Filling The Universe

Should human beings spread to fill the universe and try to survive beyond the end of it?

Poul Anderson's characters of whom he approves try to explore and colonize as far as possible and his artificial intelligences have plans to survive the universe. See here. Asimov has a story in which entropy is eventually reversed. See here.

CS Lewis' evil scientist, Weston, wants mankind's descendants to spread throughout the universe but he has no answer for what to do when the last star dies. In Fred Hoyle's October The First Is Too Late, a man living six thousand years in our future argues that stars and galaxies will die and that material continuity is impossible. Hoyle seems to have abandoned his theory of the steady state universe.

Having reread October... to the end, I find that I do not understand everything that happens in it but will leave that discussion to anyone else who wants to read the novel. It is certainly worthy of thought and discussion.

The narrator of October... compares human beings disturbed by the intervention of a higher intelligence to ants disturbed by a man lifting a stone. The same comparison is made in Wells' The War Of The Worlds. Hoyle's future humanity covers a quarter of the Terrestrial land surface, an issue that we discussed here.

I think that that completes current thoughts on this novel by Fred Hoyle. It has been a fascinating digression.

3 comments:

Sean M. Brooks said...

Kaor, Paul!

And I absolutely agree with Poul Anderson in believing it is RIGHT of the human race to leave Earth and settle other worlds. Not only for racial survival but also for seeking knowledge and understanding. I've also read an editorial by, I think, one of the post-Campbell editors of ANALOG, quoating Genesis' "go forth and multiply" as meaning Christians even have a DUTY to settle other planets if that became practical. I also believe that to REFUSE to turn outwards to the universe would have dire consequences for mankind.

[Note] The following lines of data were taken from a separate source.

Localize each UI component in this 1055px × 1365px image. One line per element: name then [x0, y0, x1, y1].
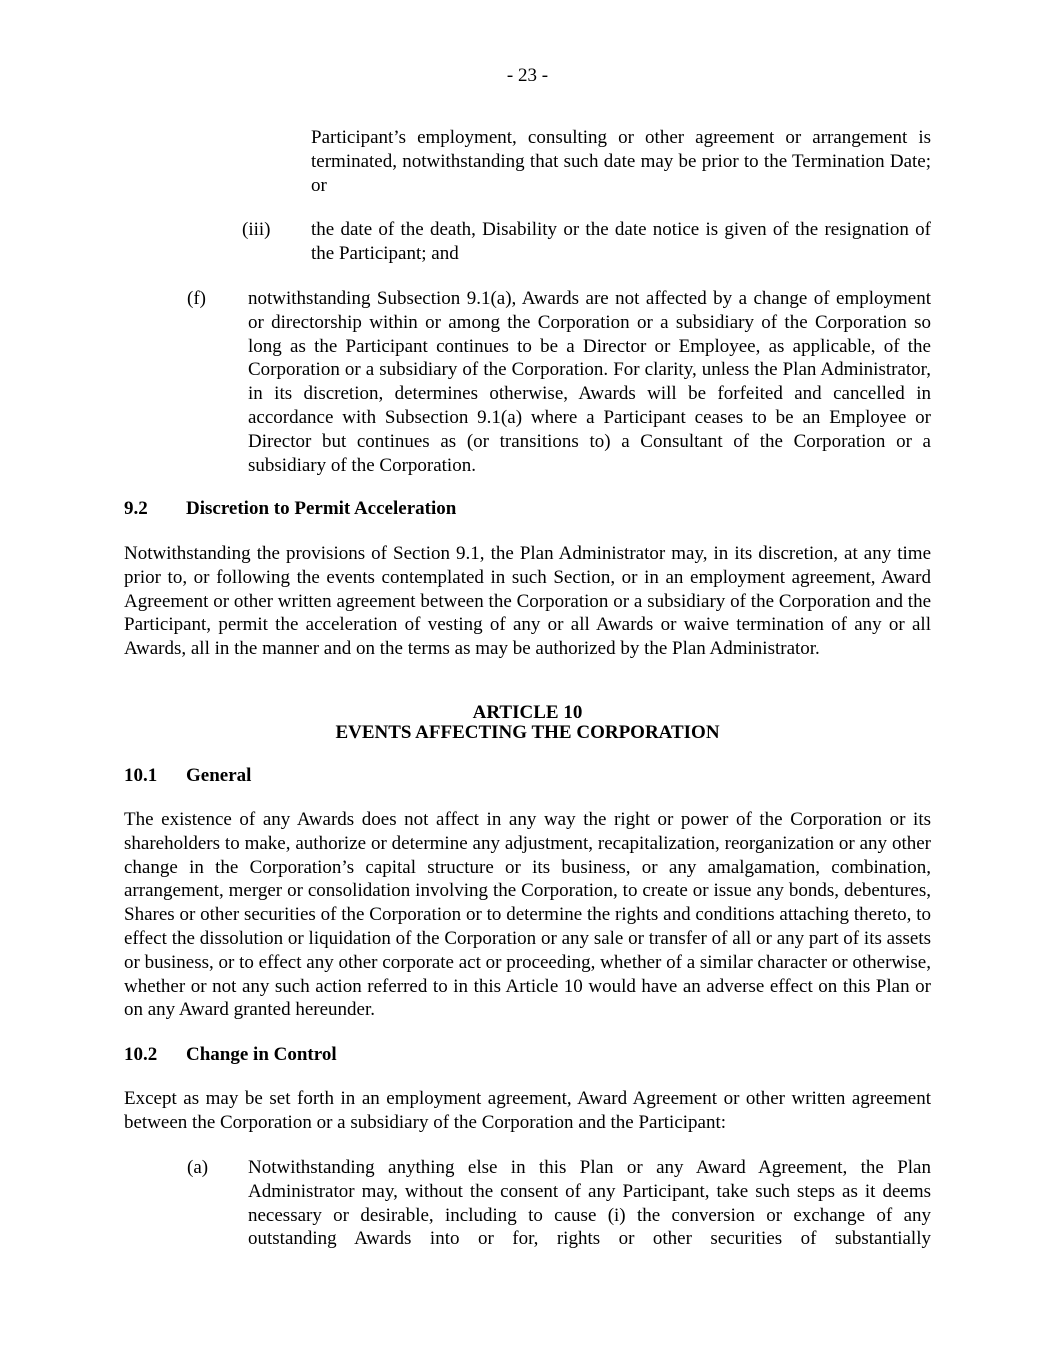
- section-number: 9.2: [124, 498, 148, 519]
- section-number: 10.2: [124, 1044, 158, 1065]
- item-f-label: (f): [187, 288, 206, 309]
- section-title: General: [186, 765, 252, 786]
- section-10-2-heading: [124, 1043, 337, 1067]
- article-title: EVENTS AFFECTING THE CORPORATION: [335, 721, 720, 743]
- section-number: 10.1: [124, 765, 158, 786]
- section-9-2-paragraph: Notwithstanding the provisions of Section 9.1, the Plan Administrator may, in its discretion, at any time prior to, or following the events contemplated in such Section, or in an employment agreement, Award Agreement or other written agreement between the Corporation or a subsidiary of the Corporation and the Participant, permit the acceleration of vesting of any or all Awards or waive termination of any or all Awards, all in the manner and on the terms as may be authorized by the Plan Administrator.: [124, 543, 931, 660]
- item-f-text: notwithstanding Subsection 9.1(a), Awards are not affected by a change of employment or directorship within or among the Corporation or a subsidiary of the Corporation so long as the Participant continues to be a Director or Employee, as applicable, of the Corporation or a subsidiary of the Corporation. For clarity, unless the Plan Administrator, in its discretion, determines otherwise, Awards will be forfeited and cancelled in accordance with Subsection 9.1(a) where a Participant ceases to be an Employee or Director but continues as (or transitions to) a Consultant of the Corporation or a subsidiary of the Corporation.: [248, 288, 931, 476]
- item-iii-text: the date of the death, Disability or the date notice is given of the resignation of the Participant; and: [311, 219, 931, 264]
- article-heading: [0, 703, 1055, 742]
- section-9-2-heading: [124, 497, 456, 521]
- section-10-1-heading: [124, 764, 251, 788]
- section-10-1-paragraph: The existence of any Awards does not affect in any way the right or power of the Corporation or its shareholders to make, authorize or determine any adjustment, recapitalization, reorganization or any other change in the Corporation’s capital structure or its business, or any amalgamation, combination, arrangement, merger or consolidation involving the Corporation, to create or issue any bonds, debentures, Shares or other securities of the Corporation or to determine the rights and conditions attaching thereto, to effect the dissolution or liquidation of the Corporation or any sale or transfer of all or any part of its assets or business, or to effect any other corporate act or proceeding, whether of a similar character or otherwise, whether or not any such action referred to in this Article 10 would have an adverse effect on this Plan or on any Award granted hereunder.: [124, 809, 931, 1021]
- item-iii-label: (iii): [242, 219, 271, 240]
- continued-paragraph: Participant’s employment, consulting or other agreement or arrangement is terminated, notwithstanding that such date may be prior to the Termination Date; or: [311, 127, 931, 196]
- section-title: Change in Control: [186, 1044, 337, 1065]
- item-a-label: (a): [187, 1157, 209, 1178]
- section-title: Discretion to Permit Acceleration: [186, 498, 457, 519]
- item-a-text: Notwithstanding anything else in this Plan or any Award Agreement, the Plan Administrator may, without the consent of any Participant, take such steps as it deems necessary or desirable, including to cause (i) the conversion or exchange of any outstanding Awards into or for, rights or other securities of substantially: [248, 1157, 931, 1250]
- article-number: ARTICLE 10: [472, 702, 583, 723]
- page-number: - 23 -: [506, 65, 549, 86]
- section-10-2-paragraph: Except as may be set forth in an employment agreement, Award Agreement or other written agreement between the Corporation or a subsidiary of the Corporation and the Participant:: [124, 1088, 931, 1133]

Consequences as dire as what we see in Anderson's short story "Murphy's Hall."

Sean

Jim Baerg said...

My understanding is that is was the discovery that quasars are more abundant farther away in space & thus farther back in time, that convinced Hoyle that the universe changes on a large scale with time, so his steady state universe in incorrect. That discovery was very close to when Hoyle wrote "October the 1st is too Late"
Steady State is a rather elegant idea, too bad the universe doesn't play according to Hoyle.

Sean M. Brooks said...

Kaor, Jim!

We keep finding out unexpected new ways in how weird the universe is!